#### andrew999

##### Member
ok so if house edge is typical .5%, and a spotter would typically maybe play a hand a minute and play for 6 hours that is 600 hands. At \$5 a hand, that means over the course of the whole time, the player would loose \$15. How would one go about finding the standard deviation on this? So that I could figure out how much I needed to cover that.

#### TENNBEAR

##### Well-Known Member
Check the math

andrew999 said:
ok so if house edge is typical .5%, and a spotter would typically maybe play a hand a minute and play for 6 hours that is 600 hands. At \$5 a hand, that means over the course of the whole time, the player would loose \$15. How would one go about finding the standard deviation on this? So that I could figure out how much I needed to cover that.
If a spotter played a hand a minute for 6 hours he would play 360 hands not 600. 360 hands at 5.00 each would total 1800.00 and .05% of that is 90.00 that you would expect to lose. I really do not mean to insult you but you need a calculator Andrew999

#### zengrifter

##### Banned
andrew999 said:
ok so if house edge is typical .5%, and a spotter would typically maybe play a hand a minute and play for 6 hours that is 600 hands. At \$5 a hand, that means over the course of the whole time, the player would loose \$15. How would one go about finding the standard deviation on this? So that I could figure out how much I needed to cover that.
Not much because its a flat bet with minimal variance. BUT, as already pointed out, IF the spotters can count it is NOT optimal for you guys to use this approach - the EV is much higher for each of you to be playing seperately at different tables for the full combined BR. zg

#### gobbledygeek

##### Well-Known Member
TENNBEAR said:
If a spotter played a hand a minute for 6 hours he would play 360 hands not 600. 360 hands at 5.00 each would total 1800.00 and .05% of that is 90.00 that you would expect to lose. I really do not mean to insult you but you need a calculator Andrew999
Shouldn't that be \$1800.00 * 0.005 = \$9.00?

#### TENNBEAR

##### Well-Known Member
gobbledygeek said:
Shouldn't that be \$1800.00 * 0.005 = \$9.00?
Oppps.....Your right, maybe I should be using a calculator

#### Automatic Monkey

##### Banned
andrew999 said:
ok so if house edge is typical .5%, and a spotter would typically maybe play a hand a minute and play for 6 hours that is 600 hands. At \$5 a hand, that means over the course of the whole time, the player would loose \$15. How would one go about finding the standard deviation on this? So that I could figure out how much I needed to cover that.
Uh, you'll have a lot more than that to cover. The spotters have to be paid, and a guy who can count and signal well enough that you can trust him as a spotter isn't going to come cheap. BP tactics are for getting down thousands of dollars per hand. They have no other benefit.

#### dacium

##### Well-Known Member
Its pretty simple. 5\$ per hand and 360 hand with 0.5% house edge.

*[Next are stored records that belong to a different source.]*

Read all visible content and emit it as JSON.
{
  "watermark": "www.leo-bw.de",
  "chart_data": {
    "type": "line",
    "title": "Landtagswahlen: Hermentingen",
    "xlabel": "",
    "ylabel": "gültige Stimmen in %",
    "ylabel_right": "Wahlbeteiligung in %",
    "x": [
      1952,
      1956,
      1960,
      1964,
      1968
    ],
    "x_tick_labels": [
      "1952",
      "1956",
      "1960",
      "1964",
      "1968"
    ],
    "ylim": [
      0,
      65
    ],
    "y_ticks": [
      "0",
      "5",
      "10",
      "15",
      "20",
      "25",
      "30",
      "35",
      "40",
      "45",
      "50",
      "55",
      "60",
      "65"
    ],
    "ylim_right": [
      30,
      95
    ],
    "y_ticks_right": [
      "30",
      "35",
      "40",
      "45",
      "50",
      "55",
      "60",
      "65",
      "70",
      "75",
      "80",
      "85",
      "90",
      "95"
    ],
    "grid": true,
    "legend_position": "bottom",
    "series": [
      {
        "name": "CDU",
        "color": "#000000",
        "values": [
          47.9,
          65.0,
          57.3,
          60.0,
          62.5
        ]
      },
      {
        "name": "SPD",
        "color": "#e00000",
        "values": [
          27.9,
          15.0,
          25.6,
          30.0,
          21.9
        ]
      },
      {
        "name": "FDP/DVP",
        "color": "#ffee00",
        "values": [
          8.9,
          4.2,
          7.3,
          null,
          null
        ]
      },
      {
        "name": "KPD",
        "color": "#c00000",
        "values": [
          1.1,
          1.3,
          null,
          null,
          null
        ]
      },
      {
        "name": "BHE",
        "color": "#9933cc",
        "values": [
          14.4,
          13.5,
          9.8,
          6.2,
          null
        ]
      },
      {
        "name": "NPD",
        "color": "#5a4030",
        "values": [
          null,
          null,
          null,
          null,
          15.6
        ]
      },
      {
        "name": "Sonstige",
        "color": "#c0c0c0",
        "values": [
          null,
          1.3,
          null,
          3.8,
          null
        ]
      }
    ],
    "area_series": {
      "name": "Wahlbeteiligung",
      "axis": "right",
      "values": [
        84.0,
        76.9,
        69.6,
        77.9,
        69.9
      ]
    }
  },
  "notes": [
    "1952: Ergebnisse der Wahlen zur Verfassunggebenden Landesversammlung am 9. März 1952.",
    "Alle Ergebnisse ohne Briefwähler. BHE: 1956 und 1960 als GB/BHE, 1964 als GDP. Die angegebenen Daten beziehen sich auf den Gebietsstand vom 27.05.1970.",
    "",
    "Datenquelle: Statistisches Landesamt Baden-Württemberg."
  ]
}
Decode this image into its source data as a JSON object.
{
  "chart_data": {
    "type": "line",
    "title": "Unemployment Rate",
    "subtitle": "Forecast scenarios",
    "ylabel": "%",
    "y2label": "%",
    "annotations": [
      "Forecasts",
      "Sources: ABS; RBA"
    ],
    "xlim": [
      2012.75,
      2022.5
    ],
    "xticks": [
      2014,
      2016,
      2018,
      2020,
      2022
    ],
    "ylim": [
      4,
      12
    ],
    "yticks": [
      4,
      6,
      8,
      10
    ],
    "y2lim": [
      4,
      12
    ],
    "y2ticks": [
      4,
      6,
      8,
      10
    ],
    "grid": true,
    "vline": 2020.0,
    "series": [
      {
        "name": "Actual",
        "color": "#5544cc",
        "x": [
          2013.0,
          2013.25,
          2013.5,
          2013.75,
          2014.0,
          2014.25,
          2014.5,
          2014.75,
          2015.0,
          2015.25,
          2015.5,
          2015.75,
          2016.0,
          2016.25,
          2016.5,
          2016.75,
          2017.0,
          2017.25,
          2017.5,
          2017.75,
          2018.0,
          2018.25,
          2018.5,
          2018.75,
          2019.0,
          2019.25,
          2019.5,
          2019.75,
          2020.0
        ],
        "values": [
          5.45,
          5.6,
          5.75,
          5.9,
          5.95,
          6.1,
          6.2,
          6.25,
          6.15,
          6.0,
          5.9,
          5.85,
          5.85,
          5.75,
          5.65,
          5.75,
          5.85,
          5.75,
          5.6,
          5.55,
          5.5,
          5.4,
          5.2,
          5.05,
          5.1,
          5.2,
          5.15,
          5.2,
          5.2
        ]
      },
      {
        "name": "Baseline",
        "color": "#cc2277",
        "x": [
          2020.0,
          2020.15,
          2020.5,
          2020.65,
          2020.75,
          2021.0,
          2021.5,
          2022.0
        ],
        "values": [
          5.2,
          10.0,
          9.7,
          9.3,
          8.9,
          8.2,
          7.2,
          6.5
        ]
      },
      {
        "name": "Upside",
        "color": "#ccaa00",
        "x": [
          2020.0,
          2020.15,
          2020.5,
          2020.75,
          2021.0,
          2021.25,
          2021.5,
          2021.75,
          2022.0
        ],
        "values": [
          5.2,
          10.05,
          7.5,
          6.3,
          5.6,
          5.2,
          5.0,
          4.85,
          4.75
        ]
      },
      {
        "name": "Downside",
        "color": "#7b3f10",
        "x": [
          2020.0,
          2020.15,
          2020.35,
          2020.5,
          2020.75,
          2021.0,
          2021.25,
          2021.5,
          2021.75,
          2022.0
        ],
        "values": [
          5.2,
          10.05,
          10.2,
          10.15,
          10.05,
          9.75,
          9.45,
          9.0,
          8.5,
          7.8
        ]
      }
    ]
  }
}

The expected lose is therefore 360 * 5 * 0.005 = \$9.
This is ONLY TRUE IF YOU SIT DOWN WITH 360 BETS!

If you sit down with less bets you have a chance of dropping your whole bank roll with out reaching the 360 hands, and all the remaining hands are gone begging, they could have won some of your money back.

For example if you sit down with 20 bets, and loose all 20, there is nothing to say you couldn't have ended up 40 bets if you kept going. But you can't because you just blew your whole bank roll.

Basically you have to weigh up the probability of loosing the bank roll with how much you want to loose on average. With 10 bets your average loss will be higher because you are going to bust out occasionly, on 10 bets your average loss will be maybe 20 - 25\$.

I would say 20-30 bets is plenty and average loss will be 18-24\$.

#### Sonny

##### Well-Known Member
andrew999 said:
At \$5 a hand, that means over the course of the whole time, the player would loose \$15. How would one go about finding the standard deviation on this? So that I could figure out how much I needed to cover that.
The variance on one hand of BJ is about 1.33. To calculate the SD for any number of hands use this formula:

SD = Sqrt(1.33 * Number of Hands)

SD = Sqrt(1.33 * 600) = about 28 units

For a 6 hour session that gives us:

EV = -\$15 (as you calculated above)
SD = 28 units = \$140

1 SD range (68%) = -\$155 to \$125
2 SD range (92%) = -\$295 to \$265
3 SD range (99%) = -\$435 to \$405

The ranges above will give you a good idea of what sort of swings to expect on average for a 600 hand session. However, you can’t use the number above to determine your bankroll size because they do not account for losing your money early and having to quit (as dacium mentioned above). For that you will need to use a trip ROR formula like the one in Blackjack Attack.